How the /aircraft page turns dump1090-fa data from a Raspberry Pi SDR receiver into a live local traffic map.

Aircraft Over Home

One of my favorite pages on this site is [aircraft](/aircraft). It is a small, focused view of the sky above my house: live aircraft positions, headings, altitudes, distance from home, recent connection events, and a quick compare link out to Flightradar24. Under the hood, though, it is doing something more interesting than rendering a map. It is taking raw ADS-B data collected by a Raspberry Pi and an SDR, pushing that data through a Rails Action Cable channel, and turning the result into a live browser experience.

The Radio Side

The radio work does not happen in the website at all. The SDR is attached to a Raspberry Pi running dump1090-fa, which is the component that actually listens for 1090 MHz ADS-B transmissions and decodes them. That decoder writes its rolling aircraft state into aircraft.json, and in my setup the stable integration point is /run/dump1090-fa/aircraft.json.

That separation matters. I did not want the web app talking to SDR hardware directly, and I did not want the publisher process re-implementing ADS-B decoding. dump1090-fa stays responsible for RF ingest and message decoding. Everything else downstream just consumes its JSON output.

The Pi Publisher

The bridge between the Pi and the site lives in a separate Ruby service called adsb_push. It is intentionally small. On startup it loads a few environment variables, auto-detects the local aircraft.json path if one is not configured explicitly, and constructs a websocket URL for the Rails API by appending an ingest_token to the Action Cable endpoint.

Raspberry Pi with SDR

From there, the service runs a tight one-second loop:

  1. Read the latest aircraft.json.
  2. Normalize the aircraft rows into a smaller payload.
  3. Drop stale aircraft that have not been seen recently.
  4. Deduplicate entries by hex code, keeping the freshest row.
  5. Publish one snapshot over Action Cable.

The normalized payload is compact and purpose-built for the site. Each aircraft can include fields like hex, callsign, latitude, longitude, altitude, groundspeed, track, vertical rate, squawk, emergency status, and seconds since last seen. The publisher also adds generated_at, interval_ms, and the home coordinates for the receiver. That makes each frame self-describing and easy for the frontend to consume.

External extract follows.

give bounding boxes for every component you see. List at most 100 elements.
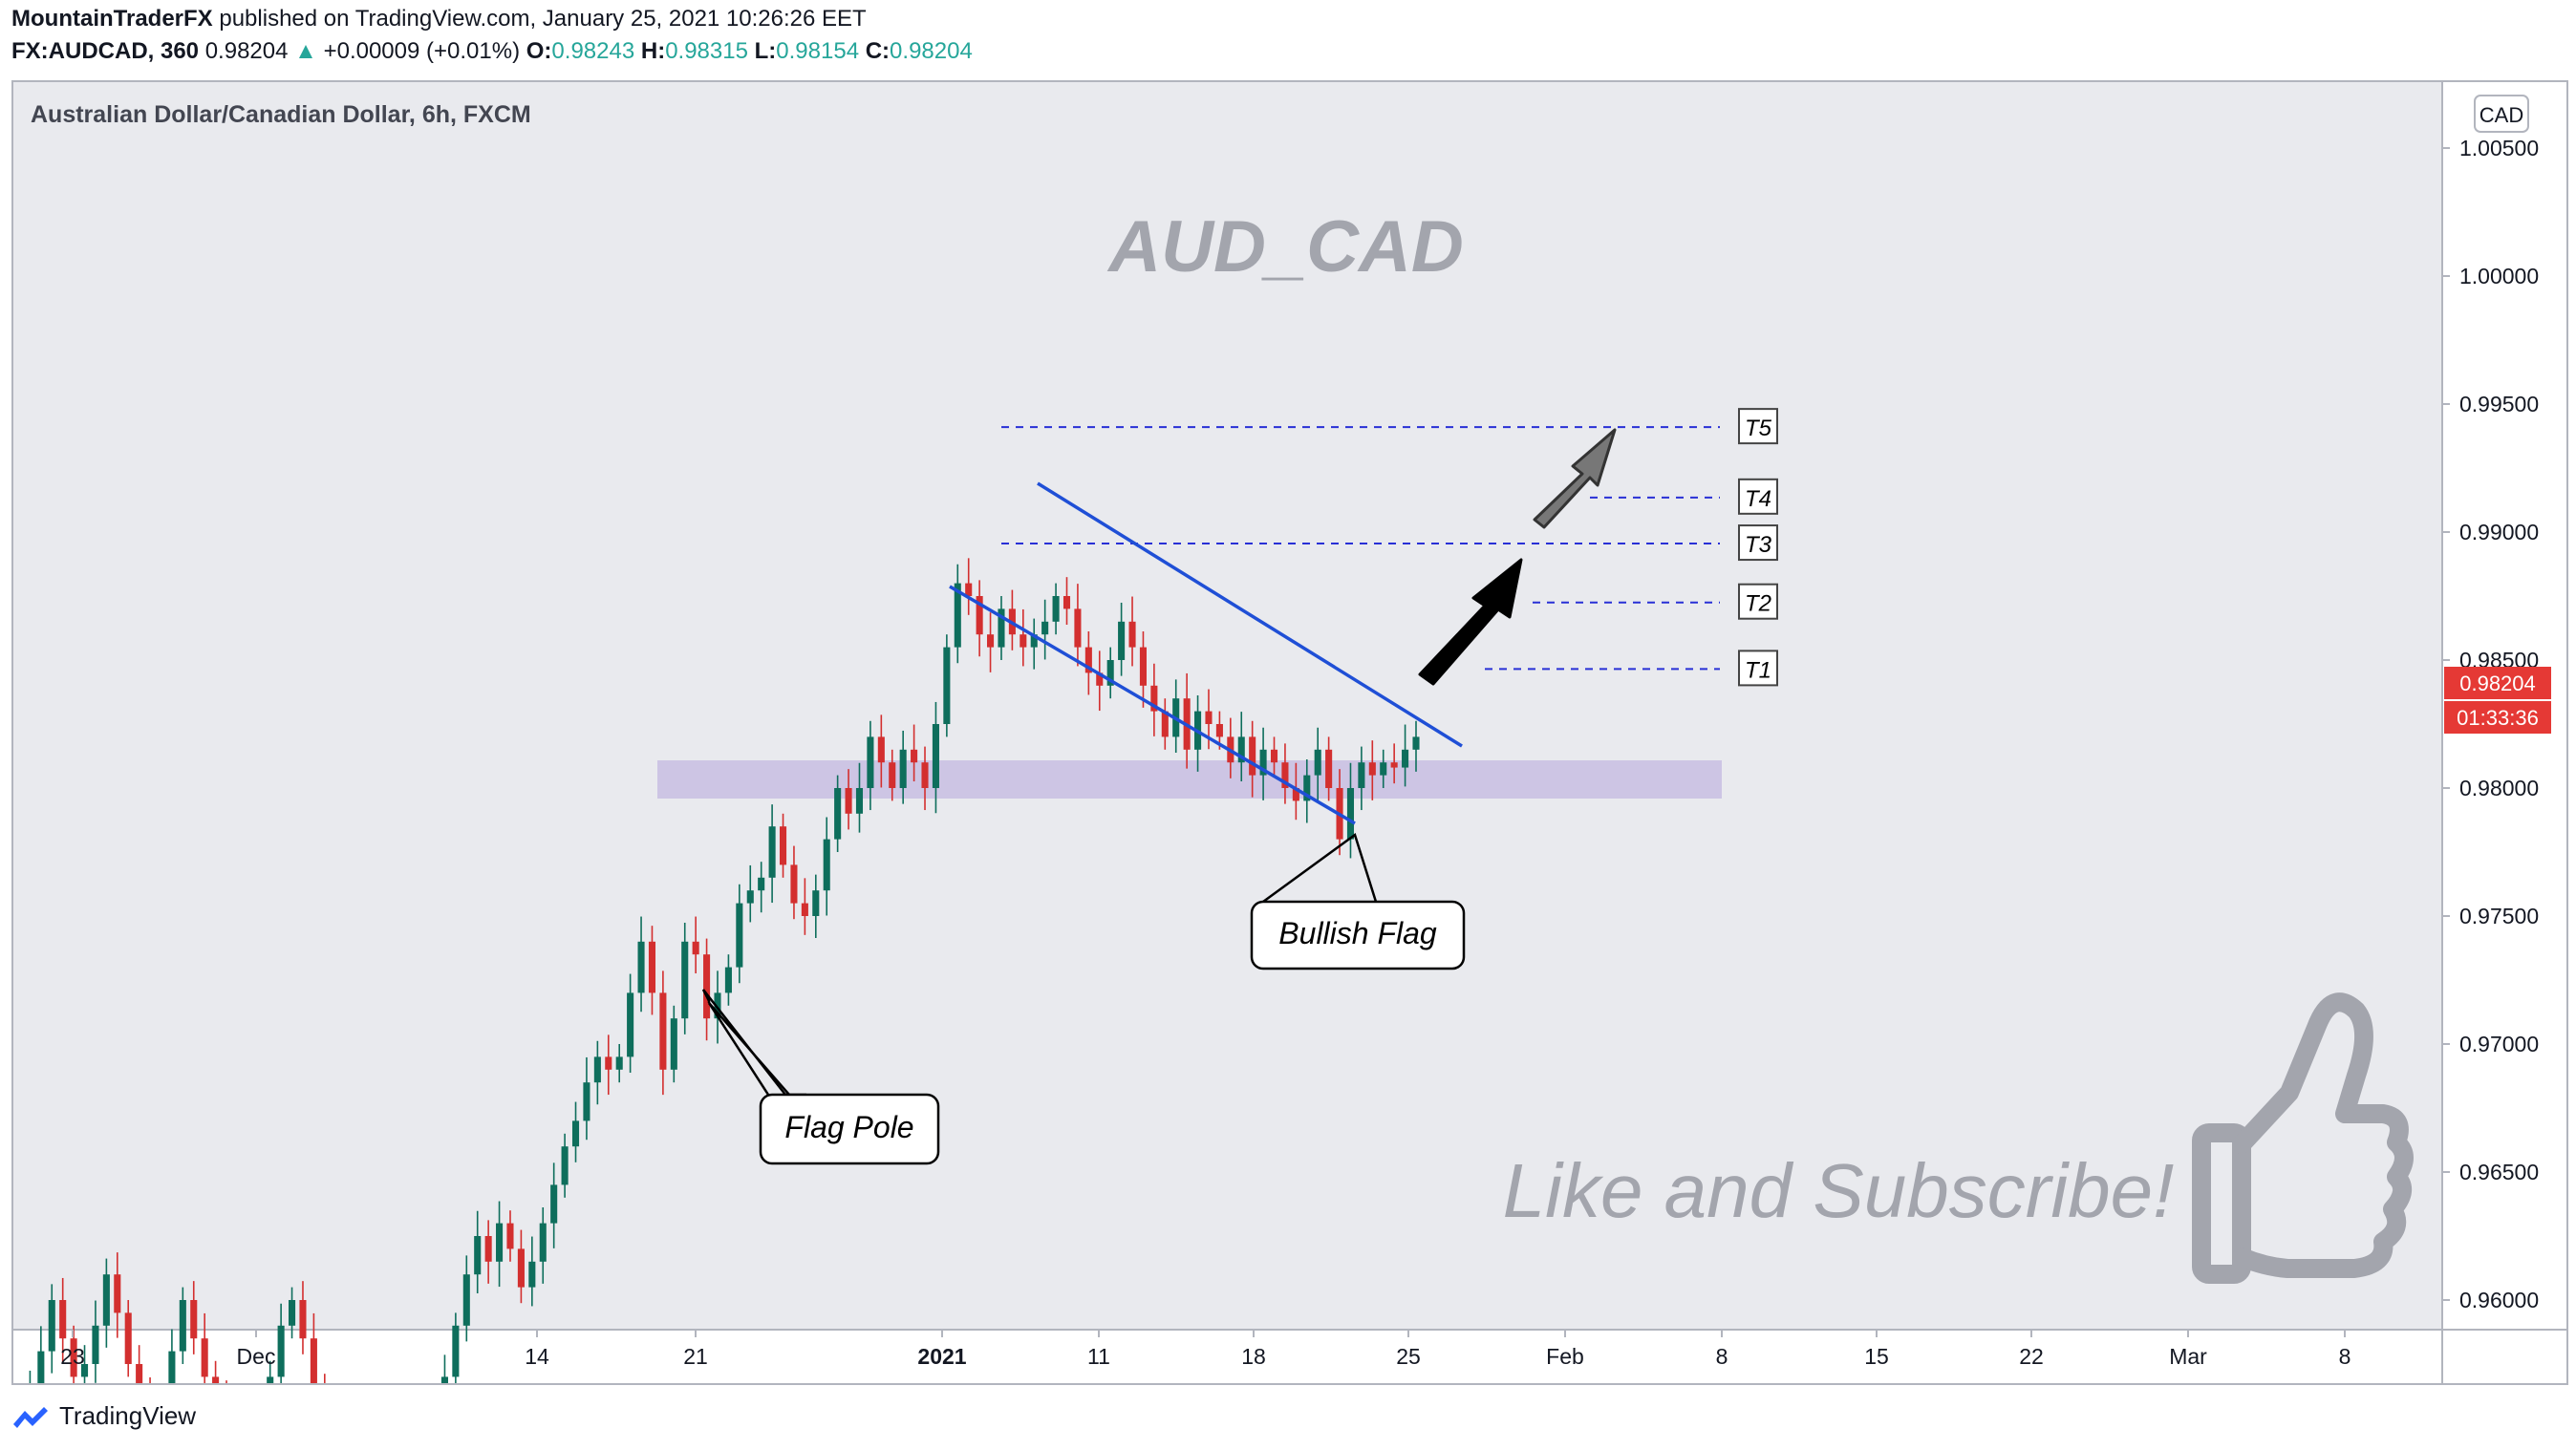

Another detail I like is that adsb_push behaves like infrastructure instead of a script. It is built to reconnect on websocket failures, backs off when the cable connection is unavailable, and can run under systemd as a long-lived service on the Pi. That means the SDR decoder and the web publisher can fail and recover independently.

The Rails Realtime Layer

On the server side, the Faceted Thought API exposes an Action Cable endpoint and an AdsbChannel. The connection layer distinguishes between two roles:

  • A publisher connects with the private ingest_token.
  • A viewer connects with the public-side viewer_token.

When the Pi publisher sends a publish_snapshot action, the channel normalizes the incoming snapshot one more time and rebroadcasts it on a shared stream for connected viewers. That rebroadcast step is useful because it gives the API a single place to enforce the payload shape seen by browsers.

The public site also exposes /api/v1/site_config, which is how the /aircraft page learns the cable path, channel name, snapshot interval, and viewer token. That keeps the page configuration dynamic and avoids hard-coding the websocket auth token into the frontend source.

The Browser Side

In the public React app, the /aircraft page fetches site_config, opens an Action Cable subscription, and listens for snapshot messages. When a new snapshot arrives, the client normalizes the aircraft list, calculates each aircraft’s distance from home, and updates a short trail history so the map shows movement instead of just blinking points.

There are a few implementation details that make the page feel better than a raw feed dump:

  • Live trails are capped so the client does not grow memory forever.
  • A timeout drops the page out of live mode if snapshots stop arriving.
  • A demo mode can synthesize aircraft and trails when no live feed is available.
  • A debug panel shows connection state, payload counts, event timing, and the effective cable URL.
  • A “Closest traffic” list surfaces the aircraft nearest to home without making you parse the map first.

The map itself uses Mapbox, custom aircraft markers, a home marker labeled “Receiver,” and smoothed trail lines so the motion reads clearly. The end result is a page that feels more like a local radar console than a generic embedded map.

Why I Built It This Way

The architecture is simple on purpose:

  • dump1090-fa handles the radio and decoding.
  • adsb_push handles local file reads, cleanup, and websocket publishing.
  • Rails handles token-gated realtime fan-out.
  • React handles rendering, interaction, and debugging.

That separation keeps each piece understandable and replaceable. If I ever swap decoders, the publisher can still target aircraft.json. If I change the frontend, the Pi-side pipeline stays the same. And if I want to inspect what the browser is seeing, the payload moving through Action Cable is already normalized and compact.

The page is also useful beyond being a fun side project. It gives me a live end-to-end check that the SDR is healthy, the Pi service is still reading dump1090-fa, the cable connection is alive, and the browser is receiving fresh snapshots. When all of those layers line up, /aircraft becomes a real-time status board for the whole chain.

Compare Against The Big Feed

I recently added a compare link from the page out to Flightradar24. That is not there to replace my local receiver. It is there as a sanity check. If I see traffic on my page and similar traffic in the same area on Flightradar24, I know the local pipeline is behaving. If the public feed shows planes that my page does not, it usually means I should inspect the Pi, the SDR, or the live cable path rather than the map UI.

That is probably my favorite part of the whole project: the /aircraft page is personal infrastructure. It is not just “an aviation page.” It is my receiver, my Pi, my websocket pipeline, and my frontend all visible in one place.